До этого они отслужили молебен во спасение в местной церкви. Не слишком религиозный Карл, хотя Рождество Христово и Пасха всегда были его любимыми праздниками, обычно посещавший лишь заутреню и быстро читавший «Кредо» или молитву Иисусову, а потом старавшийся сразу ускользнуть на охоту или заняться иной какой забавой, в этот раз с удовольствием внимал речам отца Стурмиеля, восславившего Господа, и пять раз прочел «Отче наш» и «Кредо».

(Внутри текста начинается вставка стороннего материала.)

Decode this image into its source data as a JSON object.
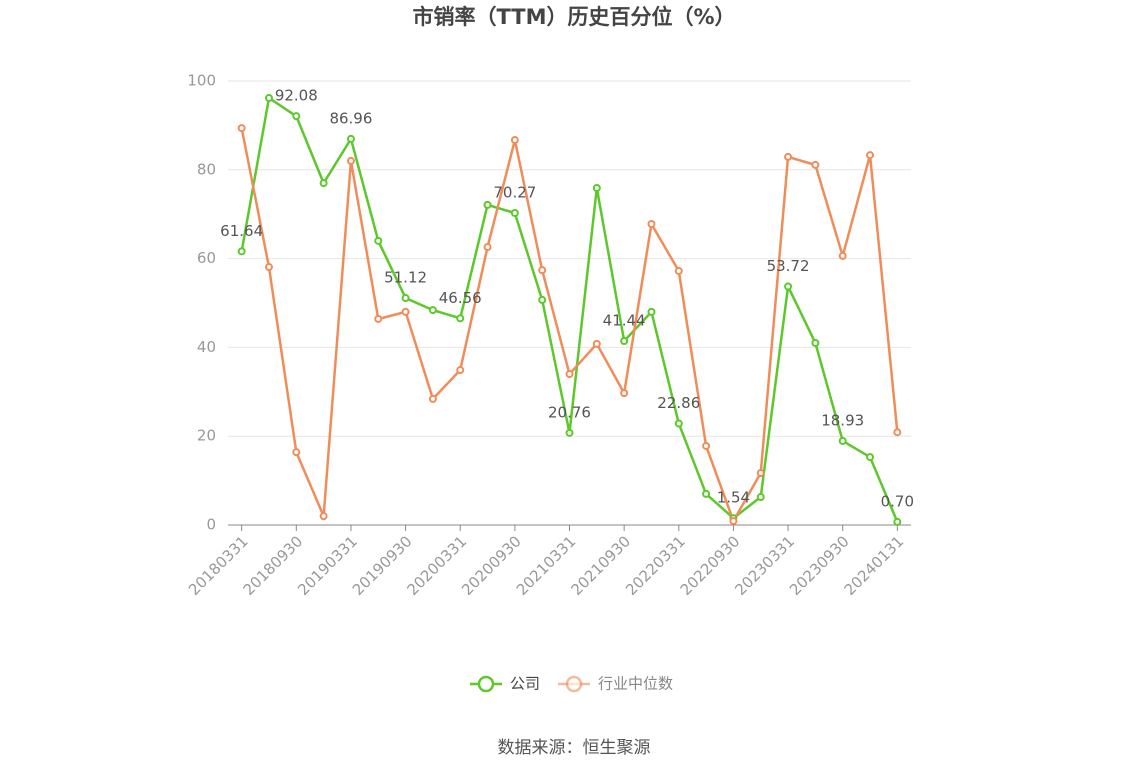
{
  "chart_data": {
    "type": "line",
    "title": "市销率（TTM）历史百分位（%）",
    "categories": [
      "20180331",
      null,
      "20180930",
      null,
      "20190331",
      null,
      "20190930",
      null,
      "20200331",
      null,
      "20200930",
      null,
      "20210331",
      null,
      "20210930",
      null,
      "20220331",
      null,
      "20220930",
      null,
      "20230331",
      null,
      "20230930",
      null,
      "20240131"
    ],
    "series": [
      {
        "name": "公司",
        "color": "#5cc82a",
        "values": [
          61.64,
          96.17,
          92.08,
          77.0,
          86.96,
          64.0,
          51.12,
          48.4,
          46.56,
          72.1,
          70.27,
          50.7,
          20.76,
          75.9,
          41.44,
          48.0,
          22.86,
          7.0,
          1.54,
          6.3,
          53.72,
          41.0,
          18.93,
          15.3,
          0.7
        ],
        "value_labels": [
          "61.64",
          null,
          "92.08",
          null,
          "86.96",
          null,
          "51.12",
          null,
          "46.56",
          null,
          "70.27",
          null,
          "20.76",
          null,
          "41.44",
          null,
          "22.86",
          null,
          "1.54",
          null,
          "53.72",
          null,
          "18.93",
          null,
          "0.70"
        ]
      },
      {
        "name": "行业中位数",
        "color": "#f08c5a",
        "values": [
          89.4,
          58.1,
          16.4,
          2.0,
          82.0,
          46.4,
          48.0,
          28.4,
          34.9,
          62.6,
          86.7,
          57.4,
          34.0,
          40.8,
          29.7,
          67.8,
          57.2,
          17.8,
          0.9,
          11.7,
          82.9,
          81.1,
          60.6,
          83.3,
          20.9
        ]
      }
    ],
    "ylim": [
      0,
      100
    ],
    "yticks": [
      0,
      20,
      40,
      60,
      80,
      100
    ],
    "grid": true,
    "source": "数据来源：恒生聚源"
  }
}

И сейчас, держа в руке большой кубок, наполненный красным рейнским вином, Карл, в простой домотканой тунике и войлочных туфлях, слушая вполуха своего недавнего спасителя, мысленно возвращался к событиям последних дней и удивлялся. Тоскливая безнадежность, поселившаяся в нем после разговора с матерью, отступила. Пережитая смертельная опасность помогла ему снова стать тем жизнелюбивым, увлекающимся и слегка легкомысленным Карлом, каким он был всегда. Страх и неуверенность его другого одинокого «я» исчезли. Не навсегда – он это понимал. Но… «Провидение за нас, – думал Карл. – В конце концов все как-нибудь уладится. Да и Дезидерий еще может отклонить подобный брачный союз. Вот и не придется расставаться с Химильтрудой». И хотя гордость короля франков восставала против такой возможности и подобного решения со стороны каких-то там лангобардов, которых громил еще его отец, по-человечески Карл был бы рад отказу ломбардца. Неожиданно его мысли перескочили с Химильтруды и Дезидерия на маленький постоялый двор под Геристалем, и он с удовольствием вспомнил красивую юную швабку.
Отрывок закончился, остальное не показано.